Peanut butter chocopots
Cooking notes
- Makes 6-7 muffin sized pots. 
- Adapted from Nigella Lawson’s chocohotopots in Feast. 
- These are amazingly easy to make, gooey and fudgy. 
- Featured above are my mom and sister, with whom I developed this recipe. 
Ingredients
- 125 gm peanut butter 
- 125 gm baking chocolate (any chocolate easily available) 
- 2 eggs 
- 150 gm caster sugar 
- 3 tablespoons plain flour (maida) 
- Unsalted butter or oil to grease the baking tin 
Method
- Start by melting the chocolate – this is best done by placing it in a glass bowl, which is then placed over simmering water on the stove. Keep stirring. (remember to use a dry spatula for the chocolate) 
- Once melted, remove it from the stove, and stir in the peanut butter. Then set this mix aside to cool a little. 
- In the meantime, preheat the oven to 200°C. 
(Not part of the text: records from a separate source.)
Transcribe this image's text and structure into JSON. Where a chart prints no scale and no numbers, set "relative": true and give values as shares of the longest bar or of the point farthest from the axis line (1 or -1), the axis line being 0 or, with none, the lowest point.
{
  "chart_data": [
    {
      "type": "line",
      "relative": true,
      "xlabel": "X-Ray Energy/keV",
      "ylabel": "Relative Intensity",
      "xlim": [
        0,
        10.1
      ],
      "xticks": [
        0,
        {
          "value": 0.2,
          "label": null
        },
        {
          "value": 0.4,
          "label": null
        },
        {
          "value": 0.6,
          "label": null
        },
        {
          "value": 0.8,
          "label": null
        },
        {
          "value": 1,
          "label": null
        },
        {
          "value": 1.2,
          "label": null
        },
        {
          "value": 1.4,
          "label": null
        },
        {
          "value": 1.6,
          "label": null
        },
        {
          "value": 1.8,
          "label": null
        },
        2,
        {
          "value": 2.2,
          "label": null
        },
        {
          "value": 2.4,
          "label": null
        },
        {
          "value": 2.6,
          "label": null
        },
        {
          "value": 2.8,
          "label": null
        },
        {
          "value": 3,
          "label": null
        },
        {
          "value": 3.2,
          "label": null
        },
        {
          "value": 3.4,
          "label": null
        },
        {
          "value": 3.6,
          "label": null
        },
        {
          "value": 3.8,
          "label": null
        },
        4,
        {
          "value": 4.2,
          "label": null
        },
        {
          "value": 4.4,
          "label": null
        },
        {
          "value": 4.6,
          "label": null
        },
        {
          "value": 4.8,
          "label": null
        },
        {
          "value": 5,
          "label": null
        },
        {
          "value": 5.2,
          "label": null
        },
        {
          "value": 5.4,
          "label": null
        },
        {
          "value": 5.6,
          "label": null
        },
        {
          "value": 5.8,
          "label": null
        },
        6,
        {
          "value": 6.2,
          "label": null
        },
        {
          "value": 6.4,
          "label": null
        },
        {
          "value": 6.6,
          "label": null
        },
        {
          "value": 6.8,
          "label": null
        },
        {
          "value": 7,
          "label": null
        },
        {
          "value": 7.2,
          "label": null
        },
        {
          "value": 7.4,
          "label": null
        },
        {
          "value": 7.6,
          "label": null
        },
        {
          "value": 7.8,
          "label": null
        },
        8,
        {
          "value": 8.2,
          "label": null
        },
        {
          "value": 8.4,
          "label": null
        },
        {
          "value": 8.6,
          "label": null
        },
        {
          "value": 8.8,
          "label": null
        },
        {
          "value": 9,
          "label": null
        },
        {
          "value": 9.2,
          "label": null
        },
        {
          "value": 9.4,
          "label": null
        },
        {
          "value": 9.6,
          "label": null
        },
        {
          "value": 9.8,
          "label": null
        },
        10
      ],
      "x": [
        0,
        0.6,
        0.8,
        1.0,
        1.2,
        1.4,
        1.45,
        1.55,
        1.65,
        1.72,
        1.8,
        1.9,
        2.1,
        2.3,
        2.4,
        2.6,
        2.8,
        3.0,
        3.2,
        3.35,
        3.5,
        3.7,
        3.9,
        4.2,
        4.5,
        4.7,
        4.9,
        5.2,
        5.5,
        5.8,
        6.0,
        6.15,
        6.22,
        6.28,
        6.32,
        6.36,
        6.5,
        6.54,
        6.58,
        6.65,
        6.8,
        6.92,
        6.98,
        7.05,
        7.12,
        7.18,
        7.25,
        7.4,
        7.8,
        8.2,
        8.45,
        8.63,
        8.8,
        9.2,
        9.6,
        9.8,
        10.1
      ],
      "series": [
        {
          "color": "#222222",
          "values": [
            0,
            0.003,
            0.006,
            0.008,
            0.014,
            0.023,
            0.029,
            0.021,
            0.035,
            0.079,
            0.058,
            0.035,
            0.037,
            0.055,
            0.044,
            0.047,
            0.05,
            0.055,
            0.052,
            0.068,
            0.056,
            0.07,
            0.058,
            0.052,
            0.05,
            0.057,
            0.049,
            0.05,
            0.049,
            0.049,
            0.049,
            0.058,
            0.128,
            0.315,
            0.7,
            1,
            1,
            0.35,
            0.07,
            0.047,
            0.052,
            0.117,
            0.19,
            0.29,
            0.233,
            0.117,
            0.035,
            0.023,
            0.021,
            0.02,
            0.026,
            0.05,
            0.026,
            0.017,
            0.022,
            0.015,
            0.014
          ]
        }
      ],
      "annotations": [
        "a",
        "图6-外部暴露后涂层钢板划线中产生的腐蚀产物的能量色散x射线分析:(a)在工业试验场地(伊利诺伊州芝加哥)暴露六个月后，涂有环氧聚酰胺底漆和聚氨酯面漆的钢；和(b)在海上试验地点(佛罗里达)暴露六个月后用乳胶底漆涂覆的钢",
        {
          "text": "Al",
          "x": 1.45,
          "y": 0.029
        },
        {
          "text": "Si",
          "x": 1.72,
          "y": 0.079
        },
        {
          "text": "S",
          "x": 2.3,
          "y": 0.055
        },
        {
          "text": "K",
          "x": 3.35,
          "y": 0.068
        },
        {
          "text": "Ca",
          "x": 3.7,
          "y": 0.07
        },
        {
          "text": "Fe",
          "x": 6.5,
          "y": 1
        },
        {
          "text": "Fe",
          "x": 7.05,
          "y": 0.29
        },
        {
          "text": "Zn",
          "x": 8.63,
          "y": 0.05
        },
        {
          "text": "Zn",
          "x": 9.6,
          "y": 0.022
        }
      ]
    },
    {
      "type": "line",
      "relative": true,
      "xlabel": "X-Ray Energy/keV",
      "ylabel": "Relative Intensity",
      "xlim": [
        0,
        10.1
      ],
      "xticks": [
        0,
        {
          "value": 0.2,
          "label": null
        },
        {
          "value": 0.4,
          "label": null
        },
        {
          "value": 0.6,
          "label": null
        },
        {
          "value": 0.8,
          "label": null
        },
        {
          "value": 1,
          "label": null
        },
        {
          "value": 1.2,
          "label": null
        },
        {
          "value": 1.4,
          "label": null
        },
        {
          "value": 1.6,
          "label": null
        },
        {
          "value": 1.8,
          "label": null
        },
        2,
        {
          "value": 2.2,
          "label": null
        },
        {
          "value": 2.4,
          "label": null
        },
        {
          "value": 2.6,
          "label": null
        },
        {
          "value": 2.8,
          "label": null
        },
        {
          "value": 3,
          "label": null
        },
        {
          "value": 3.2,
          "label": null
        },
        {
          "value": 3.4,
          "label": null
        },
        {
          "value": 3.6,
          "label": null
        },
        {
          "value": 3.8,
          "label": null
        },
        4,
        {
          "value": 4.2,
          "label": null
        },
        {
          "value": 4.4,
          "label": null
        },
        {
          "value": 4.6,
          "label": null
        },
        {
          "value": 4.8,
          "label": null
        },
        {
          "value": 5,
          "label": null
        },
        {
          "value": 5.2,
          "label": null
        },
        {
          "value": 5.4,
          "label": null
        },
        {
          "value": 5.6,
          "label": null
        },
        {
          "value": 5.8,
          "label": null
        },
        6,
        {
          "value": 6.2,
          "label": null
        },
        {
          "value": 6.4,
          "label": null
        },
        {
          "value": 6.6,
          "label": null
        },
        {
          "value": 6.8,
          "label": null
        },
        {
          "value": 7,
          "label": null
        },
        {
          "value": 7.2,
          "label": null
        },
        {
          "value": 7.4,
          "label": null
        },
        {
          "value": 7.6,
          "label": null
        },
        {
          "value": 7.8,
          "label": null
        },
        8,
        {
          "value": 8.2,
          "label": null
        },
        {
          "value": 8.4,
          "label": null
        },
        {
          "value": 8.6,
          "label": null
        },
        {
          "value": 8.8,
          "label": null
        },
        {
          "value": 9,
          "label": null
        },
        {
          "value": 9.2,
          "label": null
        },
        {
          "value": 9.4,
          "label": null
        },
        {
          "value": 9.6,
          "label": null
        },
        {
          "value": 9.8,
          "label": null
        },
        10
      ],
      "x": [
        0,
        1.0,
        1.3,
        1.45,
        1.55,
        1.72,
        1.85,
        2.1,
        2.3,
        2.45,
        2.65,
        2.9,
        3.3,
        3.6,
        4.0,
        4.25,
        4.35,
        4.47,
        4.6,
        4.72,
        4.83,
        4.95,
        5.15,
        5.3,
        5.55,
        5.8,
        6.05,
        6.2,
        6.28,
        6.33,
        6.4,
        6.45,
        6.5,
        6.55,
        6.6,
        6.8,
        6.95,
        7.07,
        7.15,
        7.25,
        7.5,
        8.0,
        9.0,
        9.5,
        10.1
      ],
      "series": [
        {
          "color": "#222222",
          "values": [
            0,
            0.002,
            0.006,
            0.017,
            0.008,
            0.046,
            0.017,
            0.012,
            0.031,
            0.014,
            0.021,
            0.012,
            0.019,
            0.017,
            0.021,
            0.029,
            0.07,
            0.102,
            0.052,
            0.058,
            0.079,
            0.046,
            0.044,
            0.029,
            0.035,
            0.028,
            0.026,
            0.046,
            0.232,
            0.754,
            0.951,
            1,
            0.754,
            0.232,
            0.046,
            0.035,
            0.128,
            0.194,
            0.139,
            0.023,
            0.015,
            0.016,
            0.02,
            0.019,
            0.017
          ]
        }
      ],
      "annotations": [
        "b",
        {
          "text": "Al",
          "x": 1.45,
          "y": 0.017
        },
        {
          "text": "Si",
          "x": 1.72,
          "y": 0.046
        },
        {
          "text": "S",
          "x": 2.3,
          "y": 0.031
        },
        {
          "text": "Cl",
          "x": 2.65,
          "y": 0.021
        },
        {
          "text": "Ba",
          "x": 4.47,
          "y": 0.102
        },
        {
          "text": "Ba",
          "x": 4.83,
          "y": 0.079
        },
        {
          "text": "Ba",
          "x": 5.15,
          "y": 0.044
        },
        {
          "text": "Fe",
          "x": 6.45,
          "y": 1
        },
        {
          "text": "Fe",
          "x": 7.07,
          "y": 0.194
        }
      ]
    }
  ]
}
- In another bowl, crack open the eggs, and mix them with the sugar and flour using a whisk. 
- To this mixture, add in the chocolate and peanut butter mixture, and stir well. 
- The batter is ready to be poured into the baking tins! Make sure to grease the moulds beforehand so they come off easily. 
- Bake in the preheated oven for about 20 minutes – by this time, the tops should be cooked and almost cracking, while the inside should remain nice and gooey. 
- Enjoy warm! These can be easily stored in the fridge for up to a week, but best eaten at room temperature.